In amongst the capriciousness of what happens inside us and outside us, we do have a choice. We can turn ourselves towards what is good. We can slow down and pay attention to what is true. We can be grateful for the beauty that is all around us (yes, right now). We can recognise when we’ve acted unethically, feel contrition, and say sorry. We can remember that we are foolish human beings like everyone else and forgive ourselves for our foolishness. We can make friends with people who support the good in us. We can start again when things go wrong.

We can turn ourselves towards what is good. Just like a flower, turning its face towards the sun.

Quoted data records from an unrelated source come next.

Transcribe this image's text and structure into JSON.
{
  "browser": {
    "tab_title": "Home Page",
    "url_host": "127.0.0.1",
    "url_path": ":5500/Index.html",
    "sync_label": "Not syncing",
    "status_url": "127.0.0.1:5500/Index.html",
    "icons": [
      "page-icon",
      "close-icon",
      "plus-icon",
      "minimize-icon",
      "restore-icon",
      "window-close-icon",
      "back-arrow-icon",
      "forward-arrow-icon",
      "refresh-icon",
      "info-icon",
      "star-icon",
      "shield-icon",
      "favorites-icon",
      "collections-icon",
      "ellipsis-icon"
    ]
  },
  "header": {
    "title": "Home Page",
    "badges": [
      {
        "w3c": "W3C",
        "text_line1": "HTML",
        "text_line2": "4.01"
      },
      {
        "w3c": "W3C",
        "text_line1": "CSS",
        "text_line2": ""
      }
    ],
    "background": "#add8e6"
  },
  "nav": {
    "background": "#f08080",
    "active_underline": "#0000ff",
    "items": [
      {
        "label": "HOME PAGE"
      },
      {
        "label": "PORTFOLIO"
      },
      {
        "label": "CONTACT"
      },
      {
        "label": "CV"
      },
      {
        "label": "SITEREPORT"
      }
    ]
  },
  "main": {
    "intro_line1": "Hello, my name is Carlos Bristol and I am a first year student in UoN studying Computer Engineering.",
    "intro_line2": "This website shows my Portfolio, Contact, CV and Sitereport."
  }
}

If we can make this little choice, over and over and over again, then joy will bubble up in us when we least expect it. We will be open to receiving the joy of seeing those huge poppies shedding their papery red petals, or watching our baby being curious about her own foot, or hearing the words we really need to hear when we listen to our friend talking about his own life.

As I type, I’m watching Kaspa plant out the last of our home-grown flower seedlings in the front garden. He has just exchanged a few words with a man and his young daughter as they walked past with their dog. They all looked happy. Their joy has infected me. I hope it might infect you too.